Serialising a custom benchmark

Set benchmark and version on the benchmark (already done via super().__init__) and call to_dict() to get a portable JSON config with no filesystem side effects:

bm = MyBenchmark()
config = bm.to_dict()   # pure dict — no .npz written

import json
with open("my_benchmark.json", "w") as f:
    json.dump(config, f, indent=2)

Reconstruct from the config file (data materialises on first create_dataset):

from SRToolkit.dataset import SR_benchmark

bm2 = SR_benchmark.from_dict("my_benchmark.json")
ds = bm2.create_dataset("eq1")

For self-contained sharing (data embedded in a single file), use to_archive() instead — see the Sharing guide.

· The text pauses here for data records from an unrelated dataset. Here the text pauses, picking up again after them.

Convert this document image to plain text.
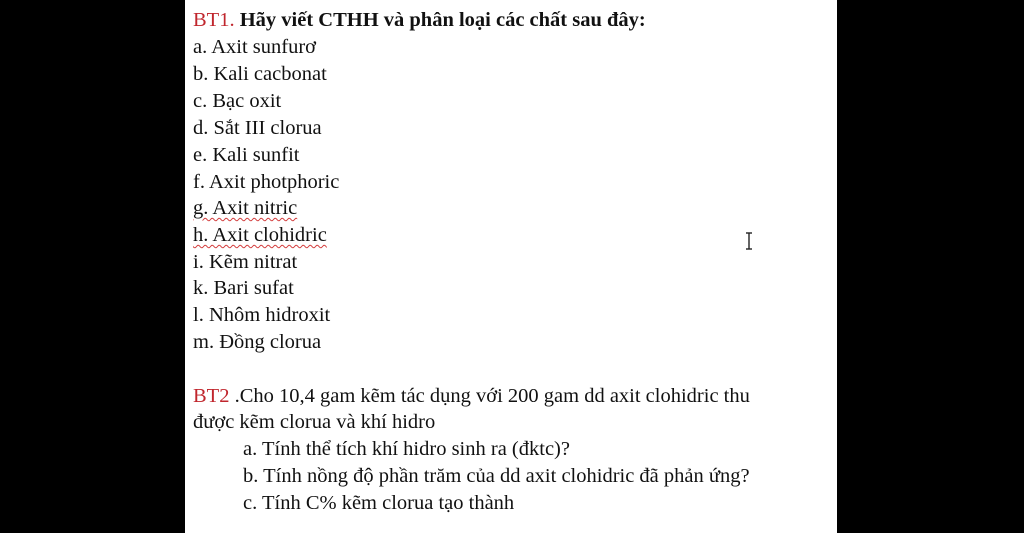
BT1. Hãy viết CTHH và phân loại các chất sau đây:
a. Axit sunfurơ
b. Kali cacbonat
c. Bạc oxit
d. Sắt III clorua
e. Kali sunfit
f. Axit photphoric
g. Axit nitric
h. Axit clohidric
i. Kẽm nitrat
k. Bari sufat
l. Nhôm hidroxit
m. Đồng clorua
BT2 .Cho 10,4 gam kẽm tác dụng với 200 gam dd axit clohidric thu
được kẽm clorua và khí hidro
a. Tính thể tích khí hidro sinh ra (đktc)?
b. Tính nồng độ phần trăm của dd axit clohidric đã phản ứng?
c. Tính C% kẽm clorua tạo thành
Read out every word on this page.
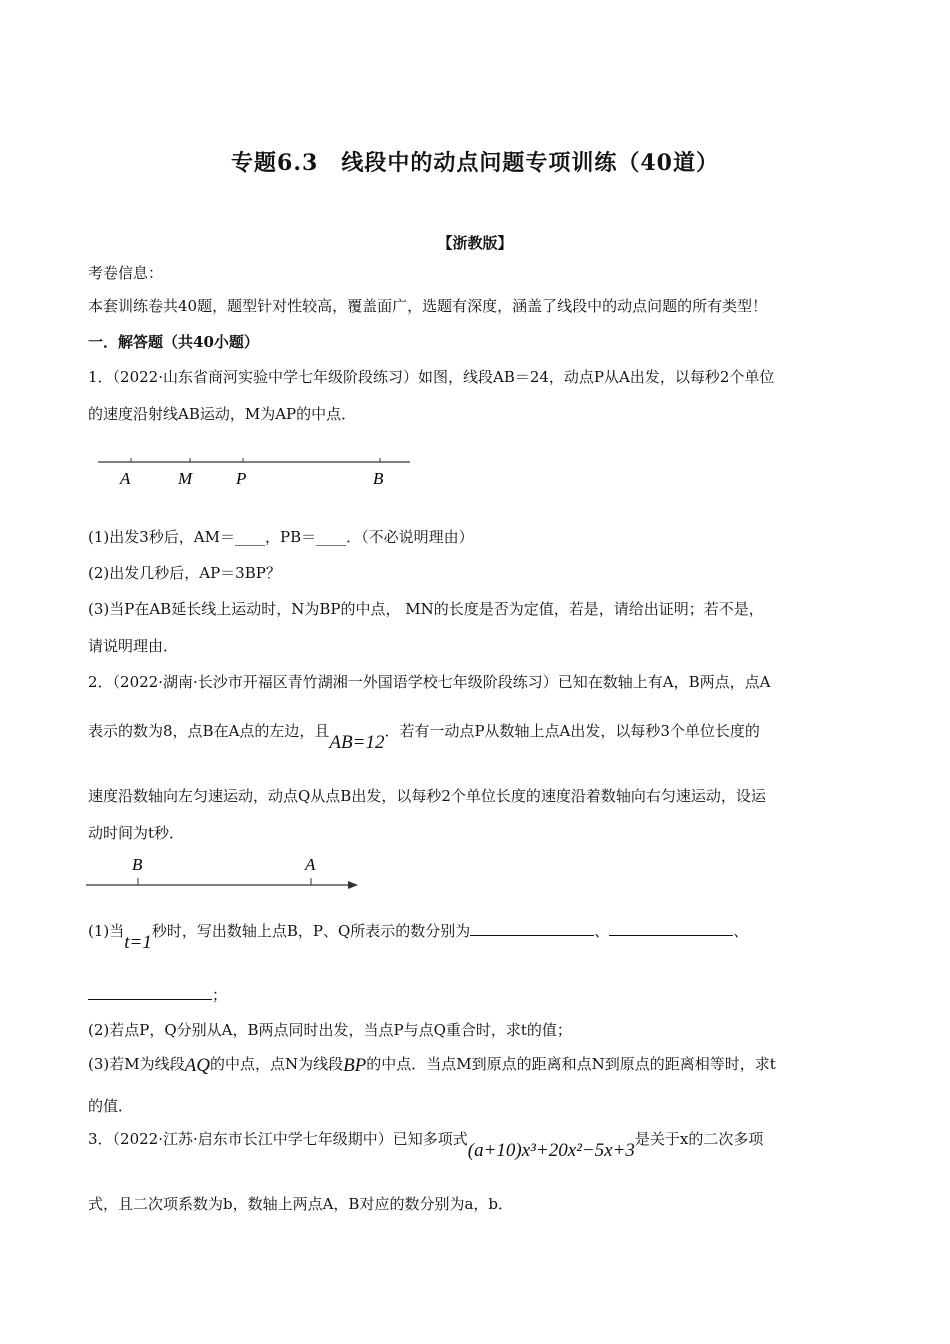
专题6.3　线段中的动点问题专项训练（40道）
【浙教版】
考卷信息：
本套训练卷共40题，题型针对性较高，覆盖面广，选题有深度，涵盖了线段中的动点问题的所有类型！
一．解答题（共40小题）
1．（2022·山东省商河实验中学七年级阶段练习）如图，线段AB＝24，动点P从A出发，以每秒2个单位
的速度沿射线AB运动，M为AP的中点．
A	M	P	B
(1)出发3秒后，AM＝____，PB＝____．（不必说明理由）
(2)出发几秒后，AP＝3BP？
(3)当P在AB延长线上运动时，N为BP的中点， MN的长度是否为定值，若是，请给出证明；若不是，
请说明理由．
2．（2022·湖南·长沙市开福区青竹湖湘一外国语学校七年级阶段练习）已知在数轴上有A，B两点，点A
表示的数为8，点B在A点的左边，且AB=12．若有一动点P从数轴上点A出发，以每秒3个单位长度的
速度沿数轴向左匀速运动，动点Q从点B出发，以每秒2个单位长度的速度沿着数轴向右匀速运动，设运
动时间为t秒．
B	A
(1)当t=1秒时，写出数轴上点B，P、Q所表示的数分别为	、	、
；
(2)若点P，Q分别从A，B两点同时出发，当点P与点Q重合时，求t的值；
(3)若M为线段AQ的中点，点N为线段BP的中点．当点M到原点的距离和点N到原点的距离相等时，求t
的值．
3．（2022·江苏·启东市长江中学七年级期中）已知多项式(a+10)x³+20x²−5x+3是关于x的二次多项
式，且二次项系数为b，数轴上两点A，B对应的数分别为a，b．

Loading a dataset someone shared

To consume a dataset or benchmark built elsewhere, pick the loader that matches how it was shared:

Shared as Load with
A self-contained .zip (config + data) SR_dataset.from_archive(path) / SR_benchmark.from_archive(path)
A hosted .zip archive SR_dataset.from_url(url) / SR_benchmark.from_url(url)
A JSON config / recipe SR_dataset.from_dict(path_or_dict) / SR_benchmark.from_dict(...)

The trade-offs between these channels — shipping data versus shipping a recipe that regenerates by sampling — are covered in the Sharing guide.